Ainsi, depuis quelques années on commence à voir des recherches sur le handicap réalisées par les personnes en situation de handicap elles mêmes, les diseability studies. Dans son livre, Charlotte Puisieux (Charlotte Puisieux, de chair et de fer, vivre et lutter dans la société validiste, la découverte 2022) pose des questions extrêmement intéressantes sur les points de vue de chacun sur les questions du handicap et des représentations. Elle démontre, s’il était nécessaire de le démontrer que chacun à un intéret différent sur la question. Les parents (étant maman, je parle de mon point vue ) n’ont pas les mêmes besoins que les chercheurs, des soignants et les personnes directement concernées. Elle pose même page 72 la question : “l’objectivité scientifique existe t elle vraiment? ne parle t on pas toujours d’un point de vue situé comme l’a soutenu Donna Haraway, y compris lorsqu’on l’on est un homme blanc cis valide hétérosexuel... ? A mon sens il s’agit moins dans ce débat scientifique de définir ce qu’est véritablement l’objectivité de la recherche que d’imposer des rapports de pouvoirs au sein desquels certaines forces cherchent à discréditer les discours minoritaires et à mettre en avant la parole de ces fameux homes blancs cis valides hétéro, parole qui devient alors synonyme d’objectivité”.

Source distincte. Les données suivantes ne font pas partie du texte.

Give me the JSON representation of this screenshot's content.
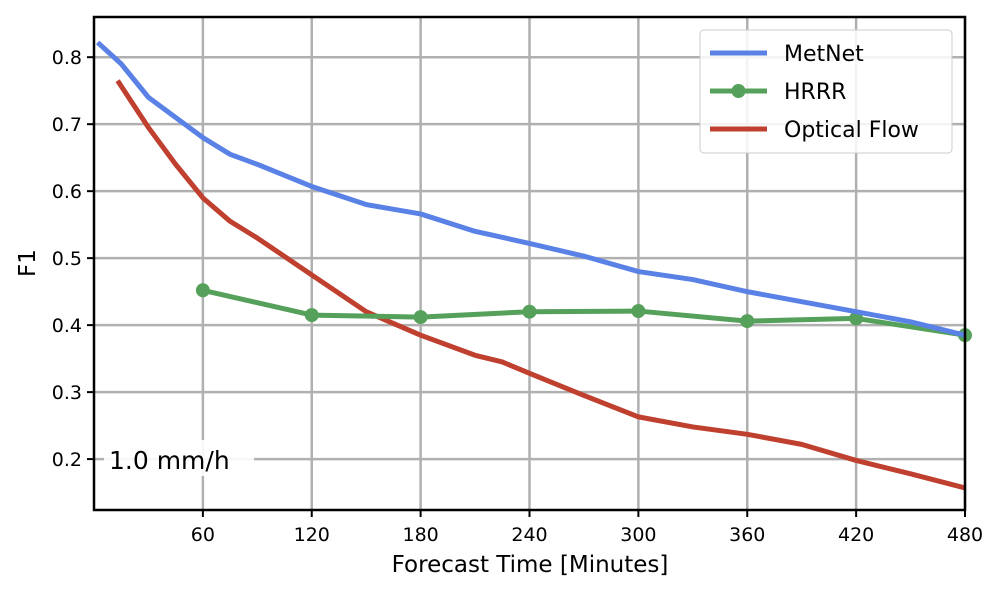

Il y a une dizaine d’années un ami me faisait remarquer le mot pour nourrir sa fille par gastrostomie était le même (gaver/ gavage) que celui qu’il utilisait dans son travail, il travaillait chez un grand fabriquant de nourriture animale. Sa réflexion me revient souvent et montre comment utiliser un terme technique peut être dénigrant pour la personne concernée et la réduire à un objet de soins. Sa réflexion montrait tant la déshumanisation de la personne que la nécessité des soignants d’avoir des mots techniques pour décrire un acte. Si dans la vie quotidienne, les personnes autour de moi n’utilisent plus ce mot, il en est d’autres qui influencent encore la perception que l’on a d’autrui, projetant préjugés sur la personne à laquelle on l’assigne. Il en va de tous les diagnostics utilisés comme insultes mais aussi de la manière dont on décrit l’Autre, la personne que nous accompagnons, mettant en avant tel ou tel trait de son caractère ou de ses difficultés. Que renvoie le mot que nous utilisons à la personne dont nous parlons? Dans quelle mesure cela construit sa personnalité, avec la récurrence de l’emploi de cette caractéristique? Dans quelle mesure cela modifie la perception que nous nous faisons de la personne? Dans quelle mesure cela vient renforcer ou infirmer d’autres préjugés induits par tel autre différence visible (intersectionnalité)?
“A mal nommer les objets on ajoute du malheur au monde” disait Camus. il convient désormais de s’interroger sur les conséquences de mal définir les personnes.